Dafür nannte er zahlreiche Beispiele, darunter ein Urteil des Landgerichts München II, das bundesweit für Aufsehen sorgte. Ein Entsorgungsfachbetrieb hatte angeliefertes Material unzureichend beprobt. „Die Angeklagten nahmen billigend in Kauf, dass 104.071,05 Tonnen Abfälle mit einer zu hohen Schadstoffkonzentration abgelagert wurden und damit Grundwasser, Luft oder Boden der Gruben/Deponie nachhaltig verunreinigt wurden.“ Das Landgericht ließ durch Gutachter ausdrücklich bestätigen, dass die LAGA PN 98 den Stand der Technik darstellt.
Lieber Vereinbarung als Verfügung
„Es zeigt sich immer wieder: Es hilft am Ende niemandem, wenn eine Verfügung zu Gericht getragen wird.“ Mit diesem Fazit schloss Dr. Inga Schwertner ihren Erfahrungsbericht zu Untersuchungs- und Sanierungsanordnungen nach dem BBodSchG. Die Fachanwältin für Verwaltungsrecht empfahl dringend, am runden Tisch zu Sanierungsvereinbarungen zu kommen.
Eine Gelegenheit zu entsprechenden Gesprächen biete auch die Anhörung, die vor Erlass eines Verwaltungsakts, der in die Rechte eines Beteiligten eingreift, erfolgen muss. „Diese ist auch mündlich möglich, zum Beispiel im Rahmen einer Ortsbesichtigung.“ Von einer Anhörung abzusehen, sei nur in wenigen Ausnahmefällen möglich – und in fast keinem Fall empfehlenswert.
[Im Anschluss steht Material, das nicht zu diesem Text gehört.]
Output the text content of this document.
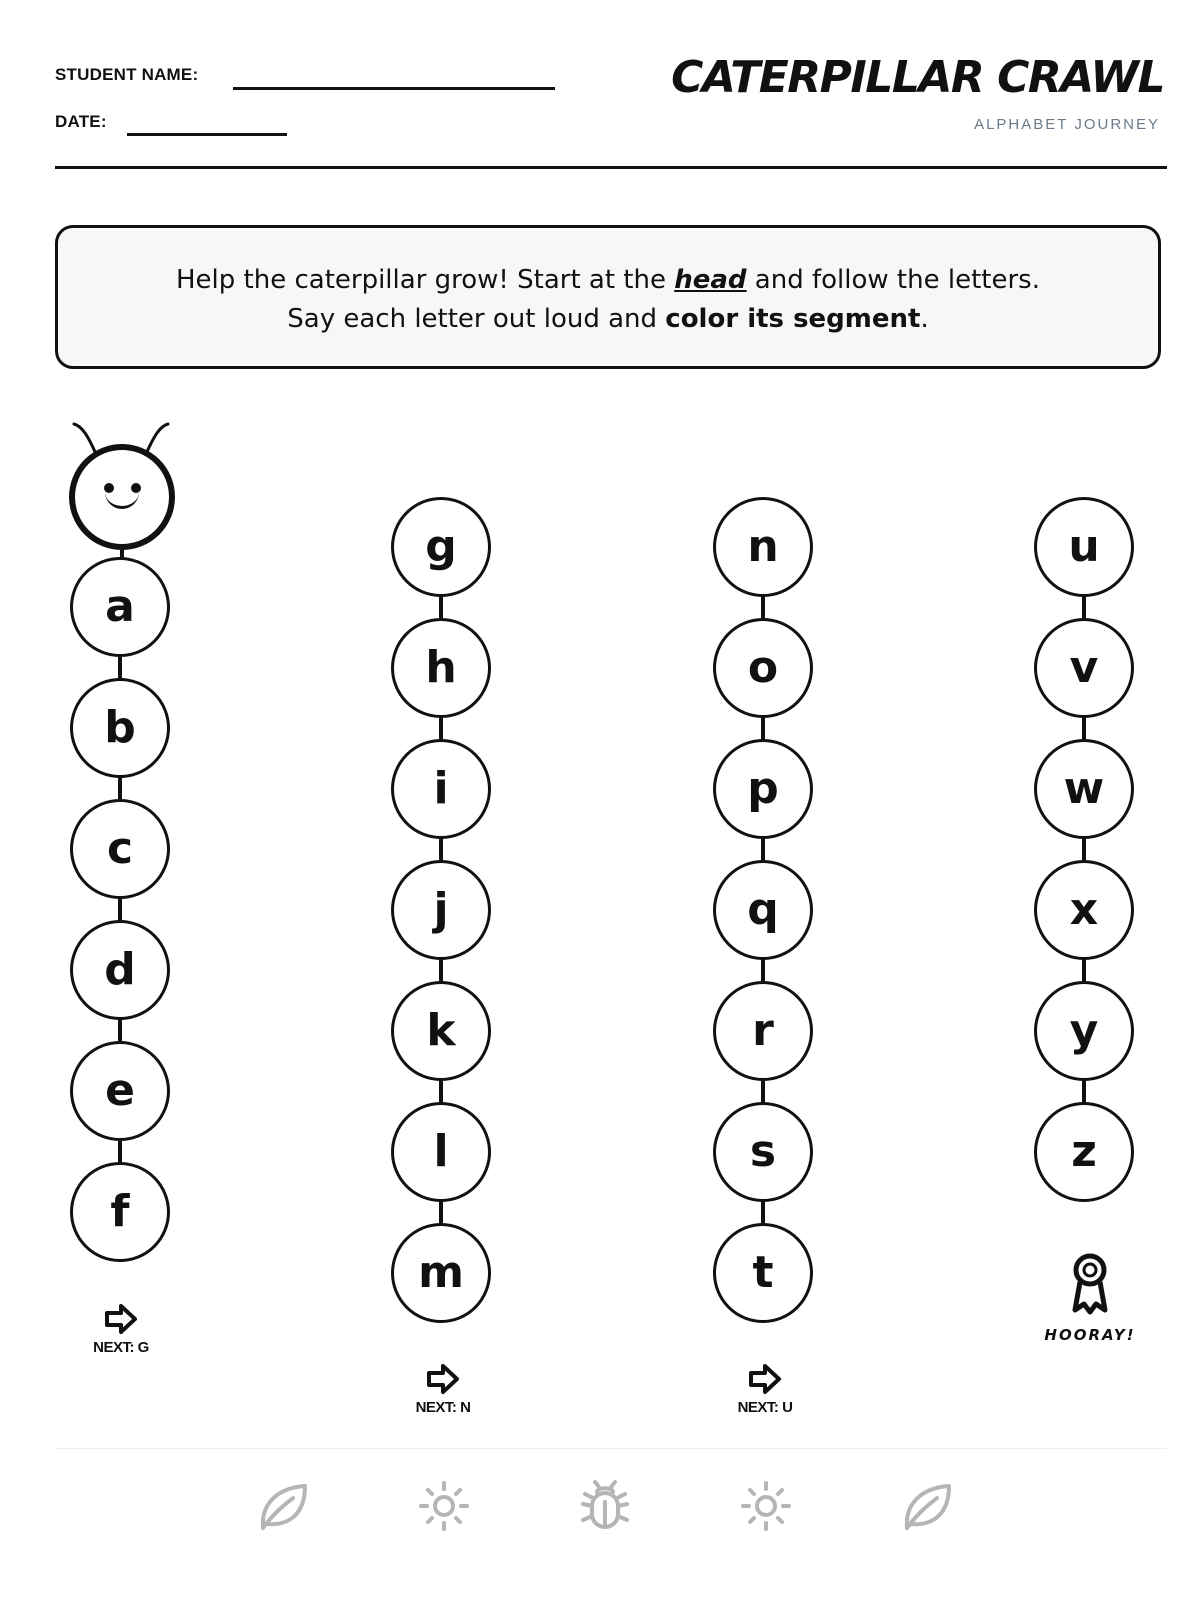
STUDENT NAME:
DATE:
CATERPILLAR CRAWL
ALPHABET JOURNEY
Help the caterpillar grow! Start at the head and follow the letters.
Say each letter out loud and color its segment.
a
b
c
d
e
f
g
h
i
j
k
l
m
n
o
p
q
r
s
t
u
v
w
x
y
z
NEXT: G
NEXT: N	NEXT: U
HOORAY!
Möglicher Adressat einer Verfügung könne der Verursacher einer schädlichen Bodenveränderung sein. Allerdings zeigte Dr. Schwertner an Beispielen, dass dieser Verursacher nicht immer ganz leicht zu bestimmen ist. Weise etwa eine Gemeinde ein bisheriges Industriegebiet als Wohngebiet aus, könne eine vorhandene Belastung des Bodens durch die geänderte Bauleitplanung eine Sanierungspflicht auslösen. „Die Gemeinde verursacht dann zwar nicht die Bodenveränderung, sie bewirkt jedoch, dass sich eine Bodenveränderung negativ auswirkt.“ Laut BBodSchG könne jedoch nur Verursacher sein, wer tatsächlich auf den Boden einwirkt. „Dies ist bei der Gemeinde ja nicht der Fall. Das muss ich so stehen lassen, da es beide Auffassungen gibt.“
Schon die Gefahr einer Schadstoffbelastung gilt als Mangel
Wie sich Grundstücke mit einer Altlast verkaufen lassen – und welche Fallstricke es dabei gibt, darüber berichtete Dr. Hanno Vogt, Anwalt für privates Bau- und Architektenrecht. Grundsätzlich riet er zu größtmöglicher Offenheit zwischen Käufer und Verkäufer. Eine notarielle Urkunde wie der Kaufvertrag trage die Vermutung der Vollständigkeit und Richtigkeit in sich. Wenn etwas nicht im Vertrag stehe, wird vermutet, dass es nicht stattgefunden hat. „Die Parteien sollten ein besonderes Augenmerk darauf legen, dass sämtliche vertragswesentlichen Umstände hinreichend Anklang im Vertragstext finden.“
Bedeutet unter anderem: Der Verkäufer sollte unmissverständlich auf eine vorhandene Bodenbelastung hinweisen. Ansonsten könne der Käufer bei nicht erwähnten Mängeln wie einer Altlast Nacherfüllung verlangen, vom Vertrag zurücktreten oder den Kaufpreis mindern und Ersatz vergeblicher Aufwendungen verlangen. „Die Rechtsprechung sieht bereits die Gefahr einer erheblichen Schadstoffbelastung als Mangel“, so Dr. Vogt.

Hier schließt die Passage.